The White House was trying to force compliance during Operation Metro Surge in January.

Tim Walz standing outdoors behind a microphone, wearing a windbreaker in front of Minnesota officials including Minneapolis Mayor Jacob Frey and Senator Amy Klobuchar.
Alex Kormann/The Minnesota Star Tribune/Getty Images
Minnesota Governor Tim Walz holds a press conference alongside Minneapolis Mayor Jacob Frey in 2025.

A federal judge has killed the Trump administration’s attempt to subpoena Minnesota Governor Tim Walz, Minneapolis Mayor Jacob Frey, and other state leaders, finding that the Justice Department used the subpoena to try to force the state to capitulate to the White House’s demands regarding Operation Metro Surge in January—which saw federal agents kill two American citizens, Alex Pretti and Renee Good.

“Initiating a criminal investigation in order to harass political opponents or to coerce them into taking official action—particularly official action that the federal government cannot directly require those political opponents to take—is a blatantly unlawful and unethical use of the grand-jury process,” Judge Patrick Schiltz wrote. “The only question, then, is whether the challenged subpoenas were issued for one of these forbidden purposes. The Court has no doubt that they were.

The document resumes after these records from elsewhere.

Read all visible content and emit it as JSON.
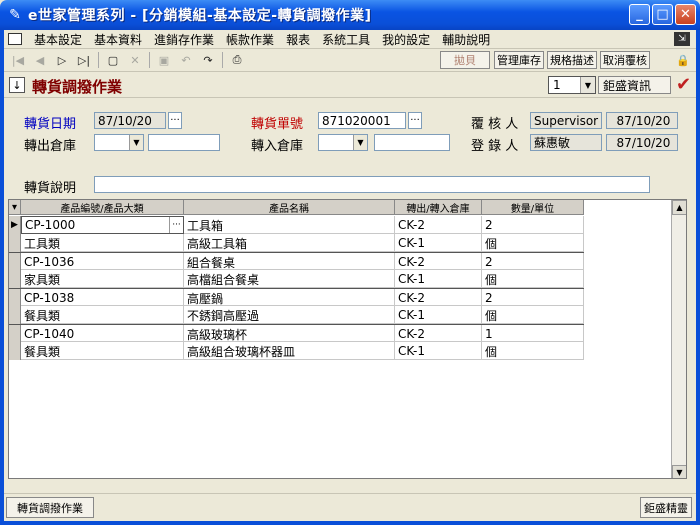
{
  "window": {
    "title": "e世家管理系列 - [分銷模組-基本設定-轉貨調撥作業]",
    "min_label": "_",
    "max_label": "□",
    "close_label": "✕"
  },
  "menu": [
    "基本設定",
    "基本資料",
    "進銷存作業",
    "帳款作業",
    "報表",
    "系統工具",
    "我的設定",
    "輔助說明"
  ],
  "toolbar": {
    "icons": [
      "first-icon",
      "prev-icon",
      "next-icon",
      "last-icon",
      "new-icon",
      "delete-icon",
      "save-icon",
      "undo-icon",
      "redo-icon",
      "print-icon"
    ],
    "buttons": {
      "transfer": "拋貝",
      "manage_stock": "管理庫存",
      "spec_desc": "規格描述",
      "cancel_review": "取消覆核"
    }
  },
  "form": {
    "title": "轉貨調撥作業",
    "page_select": "1",
    "company": "鉅盛資訊",
    "transfer_date_label": "轉貨日期",
    "transfer_date": "87/10/20",
    "transfer_no_label": "轉貨單號",
    "transfer_no": "871020001",
    "reviewer_label": "覆 核 人",
    "reviewer": "Supervisor",
    "review_date": "87/10/20",
    "out_warehouse_label": "轉出倉庫",
    "in_warehouse_label": "轉入倉庫",
    "recorder_label": "登 錄 人",
    "recorder": "蘇惠敏",
    "record_date": "87/10/20",
    "desc_label": "轉貨說明",
    "desc": ""
  },
  "grid": {
    "columns": [
      "產品編號/產品大類",
      "產品名稱",
      "轉出/轉入倉庫",
      "數量/單位"
    ],
    "rows": [
      [
        "CP-1000",
        "工具箱",
        "CK-2",
        "2"
      ],
      [
        "工具類",
        "高級工具箱",
        "CK-1",
        "個"
      ],
      [
        "CP-1036",
        "組合餐桌",
        "CK-2",
        "2"
      ],
      [
        "家具類",
        "高檔組合餐桌",
        "CK-1",
        "個"
      ],
      [
        "CP-1038",
        "高壓鍋",
        "CK-2",
        "2"
      ],
      [
        "餐具類",
        "不銹鋼高壓過",
        "CK-1",
        "個"
      ],
      [
        "CP-1040",
        "高級玻璃杯",
        "CK-2",
        "1"
      ],
      [
        "餐具類",
        "高級組合玻璃杯器皿",
        "CK-1",
        "個"
      ]
    ]
  },
  "status": {
    "left": "轉貨調撥作業",
    "right": "鉅盛精靈"
  }
}
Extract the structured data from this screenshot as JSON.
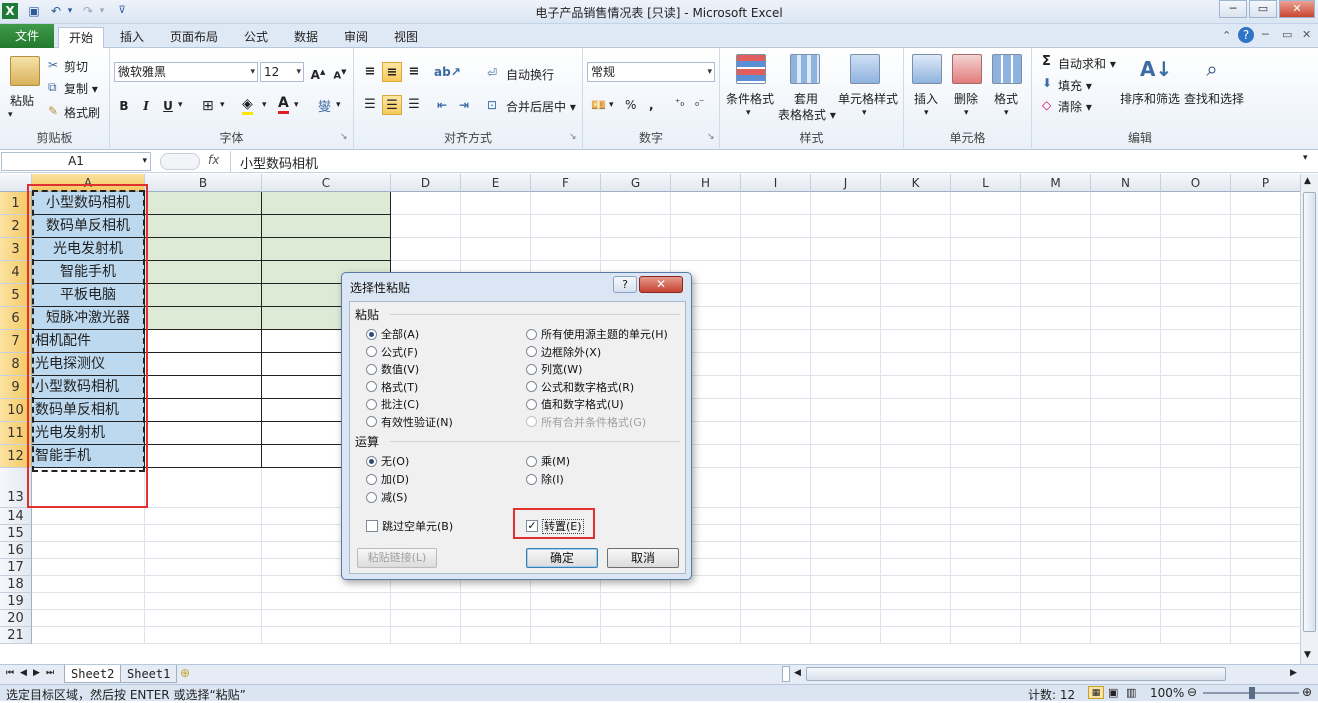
{
  "window": {
    "title": "电子产品销售情况表 [只读] - Microsoft Excel",
    "min": "─",
    "max": "▭",
    "close": "✕"
  },
  "ribbon_tabs": [
    "文件",
    "开始",
    "插入",
    "页面布局",
    "公式",
    "数据",
    "审阅",
    "视图"
  ],
  "clipboard": {
    "paste": "粘贴",
    "cut": "剪切",
    "copy": "复制 ▾",
    "format_painter": "格式刷",
    "label": "剪贴板"
  },
  "font": {
    "name": "微软雅黑",
    "size": "12",
    "label": "字体",
    "bold": "B",
    "italic": "I",
    "underline": "U"
  },
  "alignment": {
    "wrap": "自动换行",
    "merge": "合并后居中 ▾",
    "label": "对齐方式"
  },
  "number": {
    "format": "常规",
    "percent": "%",
    "comma": ",",
    "label": "数字"
  },
  "styles": {
    "conditional": "条件格式",
    "table1": "套用",
    "table2": "表格格式 ▾",
    "cell": "单元格样式",
    "label": "样式"
  },
  "cells": {
    "insert": "插入",
    "delete": "删除",
    "format": "格式",
    "label": "单元格"
  },
  "editing": {
    "autosum": "自动求和 ▾",
    "fill": "填充 ▾",
    "clear": "清除 ▾",
    "sort": "排序和筛选",
    "find": "查找和选择",
    "label": "编辑"
  },
  "formula_bar": {
    "name_box": "A1",
    "fx": "fx",
    "value": "小型数码相机"
  },
  "columns": [
    "A",
    "B",
    "C",
    "D",
    "E",
    "F",
    "G",
    "H",
    "I",
    "J",
    "K",
    "L",
    "M",
    "N",
    "O",
    "P"
  ],
  "rows": [
    "1",
    "2",
    "3",
    "4",
    "5",
    "6",
    "7",
    "8",
    "9",
    "10",
    "11",
    "12",
    "13",
    "14",
    "15",
    "16",
    "17",
    "18",
    "19",
    "20",
    "21"
  ],
  "colA": [
    "小型数码相机",
    "数码单反相机",
    "光电发射机",
    "智能手机",
    "平板电脑",
    "短脉冲激光器",
    "相机配件",
    "光电探测仪",
    "小型数码相机",
    "数码单反相机",
    "光电发射机",
    "智能手机"
  ],
  "sheet_tabs": [
    "Sheet2",
    "Sheet1"
  ],
  "status": {
    "message": "选定目标区域，然后按 ENTER 或选择“粘贴”",
    "count": "计数: 12",
    "zoom": "100%"
  },
  "dialog": {
    "title": "选择性粘贴",
    "help": "?",
    "close": "✕",
    "paste_section": "粘贴",
    "paste_left": [
      "全部(A)",
      "公式(F)",
      "数值(V)",
      "格式(T)",
      "批注(C)",
      "有效性验证(N)"
    ],
    "paste_right": [
      "所有使用源主题的单元(H)",
      "边框除外(X)",
      "列宽(W)",
      "公式和数字格式(R)",
      "值和数字格式(U)",
      "所有合并条件格式(G)"
    ],
    "op_section": "运算",
    "op_left": [
      "无(O)",
      "加(D)",
      "减(S)"
    ],
    "op_right": [
      "乘(M)",
      "除(I)"
    ],
    "skip_blanks": "跳过空单元(B)",
    "transpose": "转置(E)",
    "transpose_checked": true,
    "paste_link": "粘贴链接(L)",
    "ok": "确定",
    "cancel": "取消"
  }
}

On the other hand, the Department has struggled—without success—to identify a single plausible investigatory justification for the subpoenas.”

Walz, Frey, Attorney General Keith Ellison, and St. Paul Mayor Kaohly Her were each subpoenaed in January on the grounds that they were impeding federal agents from doing their jobs. The subpoenas also accompanied weeks of vitriolic rhetoric from the administration regarding Somali Americans and immigrants.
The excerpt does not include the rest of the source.